The cost of potential lawsuits is another risk that Thompson calls a major barrier to entry into the flu vaccine market. "Liability has been a big concern of the companies for the past 10 years, and that's why we've gone from five [producers] down to two," he says.?

The liability risk may now have been nearly eliminated, however: Under a law that President George W. Bush signed on Oct. 22, flu vaccine was added to the Vaccine Injury Compensation Fund created by Congress in 1986. The fund now provides limited compensation to patients who think they have been harmed by flu vaccines. But if they are not satisfied with the compensation the fund offers, they can file a lawsuit.

In contrast to Thompson's view, Peter Lurie, deputy director of Public Citizen's Health Advisory Group, says lawsuits are not an important reason why firms have withdrawn from the vaccine market. A 2003 Institute of Medicine report on barriers to vaccine production barely mentions liability issues as a source of the problem, he notes.

"The underlying problem here," Lurie says, "is that government has ceded to the private sector the kind of responsibilities that really belong in the government sector. It has assumed that the market will somehow guarantee adequate access to vaccines."

In other developed countries, most of which have national health insurance, "the government dictates the number of doses that are to be produced and later how they are distributed around the country," Lurie says.

TO COUNTER THIS, the U.S. government is developing strategies for making flu vaccine production more profitable. There are plans afoot to authorize the government to buy enough flu vaccine to ensure that manufacturers make a profit. "We are considering some guaranteed back-purchases," Fauci says. For instance, he says, "we could tell the vaccine manufacturers that the country needs 100 million doses. If, in fact, only 80 million are sold, we would guarantee the companies that we will buy back the surplus at a reasonable price." New legislation would be required to do this, but it could be easily passed, he predicts.

Alan Goldhammer, associate vice president for regulatory affairs at the Pharmaceutical Research & Manufacturers of America, agrees that "one obvious solution would be guaranteed purchase agreements so that companies wouldn't be left at the end of the flu season in a never-never land with a large number of surplus vaccines."

"We should probably subsidize vaccine makers to make three or four times the amount that is normally sold so that in a year when flu is severe and widespread, everybody has enough," says Daniel P. Carpenter, a professor of government at Harvard University who is leading a research effort on FDA issues.


Even now, the government purchases about 55% of the total flu vaccine sold in the U.S. for Medicare, Medicaid, the Department of Veterans Affairs, and other government programs.

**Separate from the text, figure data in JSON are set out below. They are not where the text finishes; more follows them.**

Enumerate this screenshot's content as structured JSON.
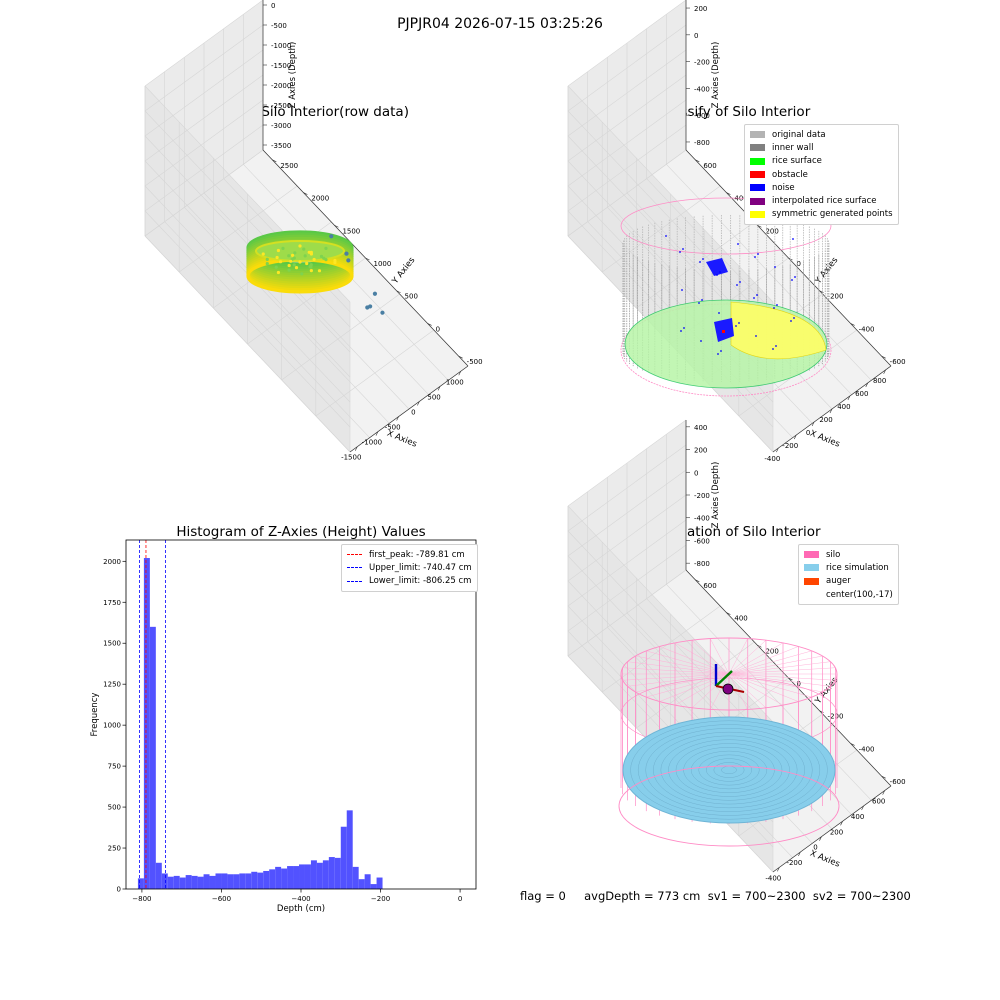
{
  "suptitle": "PJPJR04 2026-07-15 03:25:26",
  "status_line": "flag = 0     avgDepth = 773 cm  sv1 = 700~2300  sv2 = 700~2300",
  "chart_data": [
    {
      "type": "scatter",
      "projection": "3d",
      "title": "3D Plot of Silo Interior(row data)",
      "xlabel": "X Axies",
      "ylabel": "Y Axies",
      "zlabel": "Z Axies (Depth)",
      "x_ticks": [
        "-1500",
        "-1000",
        "-500",
        "0",
        "500",
        "1000"
      ],
      "y_ticks": [
        "-500",
        "0",
        "500",
        "1000",
        "1500",
        "2000",
        "2500"
      ],
      "z_ticks": [
        "0",
        "-500",
        "-1000",
        "-1500",
        "-2000",
        "-2500",
        "-3000",
        "-3500"
      ],
      "colormap": "viridis",
      "outlier_points": [
        {
          "x": 100,
          "y": -100,
          "z": -2600
        },
        {
          "x": 150,
          "y": 200,
          "z": -2950
        },
        {
          "x": 300,
          "y": 250,
          "z": -3100
        },
        {
          "x": 700,
          "y": 900,
          "z": -3200
        },
        {
          "x": 850,
          "y": 1300,
          "z": -3300
        },
        {
          "x": 950,
          "y": 1100,
          "z": -3500
        },
        {
          "x": 800,
          "y": 500,
          "z": -3500
        }
      ]
    },
    {
      "type": "scatter",
      "projection": "3d",
      "title": "3D classify of Silo Interior",
      "xlabel": "X Axies",
      "ylabel": "Y Axies",
      "zlabel": "Z Axies (Depth)",
      "x_ticks": [
        "-400",
        "-200",
        "0",
        "200",
        "400",
        "600",
        "800"
      ],
      "y_ticks": [
        "-600",
        "-400",
        "-200",
        "0",
        "200",
        "400",
        "600"
      ],
      "z_ticks": [
        "200",
        "0",
        "-200",
        "-400",
        "-600",
        "-800"
      ],
      "legend": {
        "position": "upper right",
        "entries": [
          {
            "label": "original data",
            "color": "#b3b3b3"
          },
          {
            "label": "inner wall",
            "color": "#808080"
          },
          {
            "label": "rice surface",
            "color": "#00ff00"
          },
          {
            "label": "obstacle",
            "color": "#ff0000"
          },
          {
            "label": "noise",
            "color": "#0000ff"
          },
          {
            "label": "interpolated rice surface",
            "color": "#800080"
          },
          {
            "label": "symmetric generated points",
            "color": "#ffff00"
          }
        ]
      }
    },
    {
      "type": "bar",
      "title": "Histogram of Z-Axies (Height) Values",
      "xlabel": "Depth (cm)",
      "ylabel": "Frequency",
      "xlim": [
        -840,
        40
      ],
      "ylim": [
        0,
        2130
      ],
      "x_ticks": [
        -800,
        -600,
        -400,
        -200,
        0
      ],
      "y_ticks": [
        0,
        250,
        500,
        750,
        1000,
        1250,
        1500,
        1750,
        2000
      ],
      "bar_color": "#5252ff",
      "bin_start": -810,
      "bin_width": 15,
      "values": [
        65,
        2020,
        1600,
        160,
        95,
        75,
        80,
        70,
        85,
        80,
        75,
        90,
        80,
        95,
        95,
        90,
        90,
        95,
        95,
        105,
        100,
        110,
        120,
        135,
        125,
        140,
        140,
        150,
        150,
        175,
        160,
        175,
        195,
        190,
        380,
        480,
        135,
        60,
        90,
        30,
        70
      ],
      "reference_lines": [
        {
          "label": "first_peak: -789.81 cm",
          "x": -789.81,
          "color": "#ff0000"
        },
        {
          "label": "Upper_limit: -740.47 cm",
          "x": -740.47,
          "color": "#0000ff"
        },
        {
          "label": "Lower_limit: -806.25 cm",
          "x": -806.25,
          "color": "#0000ff"
        }
      ],
      "legend": {
        "position": "upper right"
      }
    },
    {
      "type": "surface",
      "projection": "3d",
      "title": "3D simulation of Silo Interior",
      "xlabel": "X Axies",
      "ylabel": "Y Axies",
      "zlabel": "Z Axies (Depth)",
      "x_ticks": [
        "-400",
        "-200",
        "0",
        "200",
        "400",
        "600"
      ],
      "y_ticks": [
        "-600",
        "-400",
        "-200",
        "0",
        "200",
        "400",
        "600"
      ],
      "z_ticks": [
        "400",
        "200",
        "0",
        "-200",
        "-400",
        "-600",
        "-800"
      ],
      "legend": {
        "position": "upper right",
        "entries": [
          {
            "label": "silo",
            "color": "#ff69b4"
          },
          {
            "label": "rice simulation",
            "color": "#87ceeb"
          },
          {
            "label": "auger",
            "color": "#ff4500"
          },
          {
            "label": "center(100,-17)",
            "color": ""
          }
        ]
      }
    }
  ]
}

However, it has been paying below-market rates.

Other strategies being considered are tax incentives for producing flu vaccine that might help attract companies to the market, Fauci says. Expedited FDA approval of facilities that want to produce vaccines is another idea on the table.

A robust vaccine industry is especially important during a flu pandemic. Every 20 or 30 years, a particularly virulent strain of flu emerges and kills far more than the usual million people worldwide. The pandemic in 1918 killed tens of millions globally.

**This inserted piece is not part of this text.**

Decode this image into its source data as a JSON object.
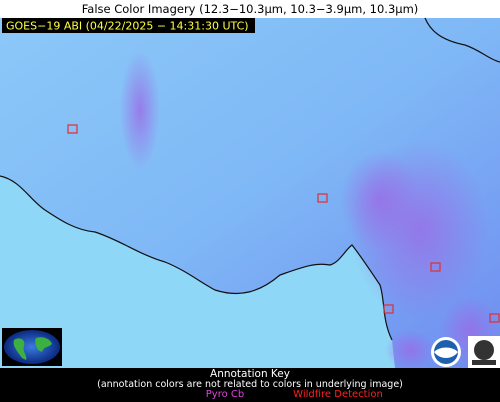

It is with this possibility in mind that public health officials are watching carefully what is happening with bird flu. This virus, which is becoming established in Asia, has since 1997 been found to be spreading from poultry to humans, killing a significant number of the people infected. Experts say it is only a matter of time before the virus combines with a human virus and can be spread easily among humans. Then, bird flu could cause a severe worldwide flu outbreak because humans would have little immunity to the novel virus.

NIAID already has awarded contracts to Aventis Pasteur and Chiron to devise prototype vaccines for bird flu. Clinical trials on the vaccines may begin later this year.

WHO is convening a meeting in Geneva on Nov. 11 to develop plans for dealing with a flu pandemic. Representatives of governments and 16 vaccine makers will be attending.